The dealer’s second card stays hidden with a face-down placeholder until you stand, which feels surprisingly “game-like” even without animations.
Step 4: Dealer AI (if you can call it that)
Dealer logic is almost laughably simple:
- Hit until 17.
- Stand on all 17 (yes, even soft 17—keeps the code clean).
React’s useEffect with a setTimeout handles this nicely so it feels like the dealer is “thinking” instead of instantly snapping cards into place.
Step 5: Result Banner
Finally, when everything resolves, a banner pops up:
You win! Dealer wins. Push (tie).
That’s it. Clean and obvious.
Why This Works in a Portfolio
This game isn’t about showing off React wizardry. It’s about showing that you can:
- Build small, complete features end-to-end.
- Write predictable state machines for real-time interactions.
- Care about polish and UX even in a toy project.

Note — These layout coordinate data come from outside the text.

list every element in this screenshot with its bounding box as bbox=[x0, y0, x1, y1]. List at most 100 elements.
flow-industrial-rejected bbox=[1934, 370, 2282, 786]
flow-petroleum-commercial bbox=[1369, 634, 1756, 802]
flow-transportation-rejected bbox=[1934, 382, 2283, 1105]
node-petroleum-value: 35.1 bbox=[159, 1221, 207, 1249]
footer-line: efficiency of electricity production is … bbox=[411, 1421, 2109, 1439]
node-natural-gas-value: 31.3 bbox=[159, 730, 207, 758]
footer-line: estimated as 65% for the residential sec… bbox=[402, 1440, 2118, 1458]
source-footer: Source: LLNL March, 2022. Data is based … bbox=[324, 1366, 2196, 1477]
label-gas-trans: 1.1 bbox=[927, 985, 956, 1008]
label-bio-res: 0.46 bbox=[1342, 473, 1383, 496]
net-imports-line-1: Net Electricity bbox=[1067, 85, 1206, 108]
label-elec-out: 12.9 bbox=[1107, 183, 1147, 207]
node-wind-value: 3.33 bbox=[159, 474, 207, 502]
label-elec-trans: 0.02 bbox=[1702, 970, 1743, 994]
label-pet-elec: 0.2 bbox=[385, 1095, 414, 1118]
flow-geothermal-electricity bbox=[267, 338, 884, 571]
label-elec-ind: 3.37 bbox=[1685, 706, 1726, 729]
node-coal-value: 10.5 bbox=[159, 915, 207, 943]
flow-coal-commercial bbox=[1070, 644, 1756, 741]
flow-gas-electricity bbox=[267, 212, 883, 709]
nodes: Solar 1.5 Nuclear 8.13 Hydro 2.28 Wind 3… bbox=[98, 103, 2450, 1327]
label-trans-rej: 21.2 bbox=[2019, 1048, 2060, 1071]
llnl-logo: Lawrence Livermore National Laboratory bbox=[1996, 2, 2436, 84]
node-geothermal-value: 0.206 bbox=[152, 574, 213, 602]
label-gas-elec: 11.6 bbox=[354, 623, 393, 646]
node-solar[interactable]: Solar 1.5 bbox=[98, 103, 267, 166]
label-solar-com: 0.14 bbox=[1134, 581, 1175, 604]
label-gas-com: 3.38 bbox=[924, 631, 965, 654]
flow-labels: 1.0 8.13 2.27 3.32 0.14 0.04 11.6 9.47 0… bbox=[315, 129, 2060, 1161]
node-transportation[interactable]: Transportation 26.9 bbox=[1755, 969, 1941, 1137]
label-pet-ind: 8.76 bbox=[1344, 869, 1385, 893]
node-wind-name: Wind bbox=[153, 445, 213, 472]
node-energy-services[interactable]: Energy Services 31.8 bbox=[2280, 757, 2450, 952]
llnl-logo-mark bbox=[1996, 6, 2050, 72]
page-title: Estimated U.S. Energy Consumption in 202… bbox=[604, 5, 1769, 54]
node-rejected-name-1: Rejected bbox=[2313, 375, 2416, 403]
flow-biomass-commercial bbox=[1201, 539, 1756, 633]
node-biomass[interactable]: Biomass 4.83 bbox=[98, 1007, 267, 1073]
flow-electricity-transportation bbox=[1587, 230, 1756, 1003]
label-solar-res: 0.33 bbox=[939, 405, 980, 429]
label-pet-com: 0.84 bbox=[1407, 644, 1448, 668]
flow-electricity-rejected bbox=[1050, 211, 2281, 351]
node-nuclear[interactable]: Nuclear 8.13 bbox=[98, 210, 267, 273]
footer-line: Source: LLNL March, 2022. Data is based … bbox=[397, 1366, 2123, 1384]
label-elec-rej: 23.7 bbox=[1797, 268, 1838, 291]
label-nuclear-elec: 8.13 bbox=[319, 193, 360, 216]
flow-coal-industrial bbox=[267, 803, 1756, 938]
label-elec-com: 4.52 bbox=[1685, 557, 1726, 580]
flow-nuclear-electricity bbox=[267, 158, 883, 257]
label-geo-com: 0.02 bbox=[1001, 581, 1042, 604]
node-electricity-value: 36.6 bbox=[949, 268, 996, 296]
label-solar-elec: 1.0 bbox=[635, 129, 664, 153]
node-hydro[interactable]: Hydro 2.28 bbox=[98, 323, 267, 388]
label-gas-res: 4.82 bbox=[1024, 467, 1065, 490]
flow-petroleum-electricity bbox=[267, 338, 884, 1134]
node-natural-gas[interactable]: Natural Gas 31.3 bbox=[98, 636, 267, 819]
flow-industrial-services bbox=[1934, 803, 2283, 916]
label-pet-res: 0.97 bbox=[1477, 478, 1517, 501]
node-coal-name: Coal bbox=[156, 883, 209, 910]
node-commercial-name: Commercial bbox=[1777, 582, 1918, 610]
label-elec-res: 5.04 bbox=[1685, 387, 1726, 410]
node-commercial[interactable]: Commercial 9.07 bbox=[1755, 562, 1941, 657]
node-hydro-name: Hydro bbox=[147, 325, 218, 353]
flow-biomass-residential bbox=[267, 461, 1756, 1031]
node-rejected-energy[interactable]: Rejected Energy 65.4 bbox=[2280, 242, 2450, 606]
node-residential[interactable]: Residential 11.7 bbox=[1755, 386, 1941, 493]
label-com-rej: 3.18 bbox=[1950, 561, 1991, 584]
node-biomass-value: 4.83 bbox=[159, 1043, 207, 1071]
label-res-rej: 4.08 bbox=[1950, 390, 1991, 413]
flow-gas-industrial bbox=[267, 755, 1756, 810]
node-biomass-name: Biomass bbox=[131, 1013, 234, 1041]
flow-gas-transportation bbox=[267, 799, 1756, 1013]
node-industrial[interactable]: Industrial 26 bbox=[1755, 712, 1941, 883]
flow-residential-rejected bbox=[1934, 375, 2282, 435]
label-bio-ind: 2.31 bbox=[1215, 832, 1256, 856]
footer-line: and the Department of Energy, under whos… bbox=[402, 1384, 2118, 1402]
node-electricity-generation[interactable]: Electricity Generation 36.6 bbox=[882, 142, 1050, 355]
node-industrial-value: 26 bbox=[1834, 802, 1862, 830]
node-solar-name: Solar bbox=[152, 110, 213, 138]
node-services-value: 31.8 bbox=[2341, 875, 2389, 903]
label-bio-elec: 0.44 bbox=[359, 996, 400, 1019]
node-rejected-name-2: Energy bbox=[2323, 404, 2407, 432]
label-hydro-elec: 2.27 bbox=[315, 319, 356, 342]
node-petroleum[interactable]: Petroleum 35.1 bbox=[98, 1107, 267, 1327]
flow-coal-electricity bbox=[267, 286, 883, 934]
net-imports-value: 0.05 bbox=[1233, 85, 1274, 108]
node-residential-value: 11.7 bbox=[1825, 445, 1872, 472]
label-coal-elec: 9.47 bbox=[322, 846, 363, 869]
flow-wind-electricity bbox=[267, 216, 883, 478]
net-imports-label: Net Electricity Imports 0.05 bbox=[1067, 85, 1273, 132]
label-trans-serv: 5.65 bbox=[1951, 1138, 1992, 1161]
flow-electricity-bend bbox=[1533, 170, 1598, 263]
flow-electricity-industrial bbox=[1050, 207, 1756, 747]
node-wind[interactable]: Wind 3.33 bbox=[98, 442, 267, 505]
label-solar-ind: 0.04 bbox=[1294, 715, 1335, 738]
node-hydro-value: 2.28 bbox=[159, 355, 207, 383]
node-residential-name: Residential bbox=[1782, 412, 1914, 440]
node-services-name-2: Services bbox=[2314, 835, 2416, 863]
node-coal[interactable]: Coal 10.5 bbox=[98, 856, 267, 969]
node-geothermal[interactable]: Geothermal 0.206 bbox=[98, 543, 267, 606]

- It gives recruiters and peers something fun to click on, while still keeping the code clear and professional.
Final Thoughts
Could you make it fancier? Sure. Animations, sounds, scoring history, all possible. But in the context of a portfolio header mini-game, less is more. Clean, interactive, and out of the way.
👉 Next up, I might write about how I built the Memory Game to sit next to Blackjack in the same tab container. Both share utilities, but the gameplay logic is wildly different and makes for a neat comparison.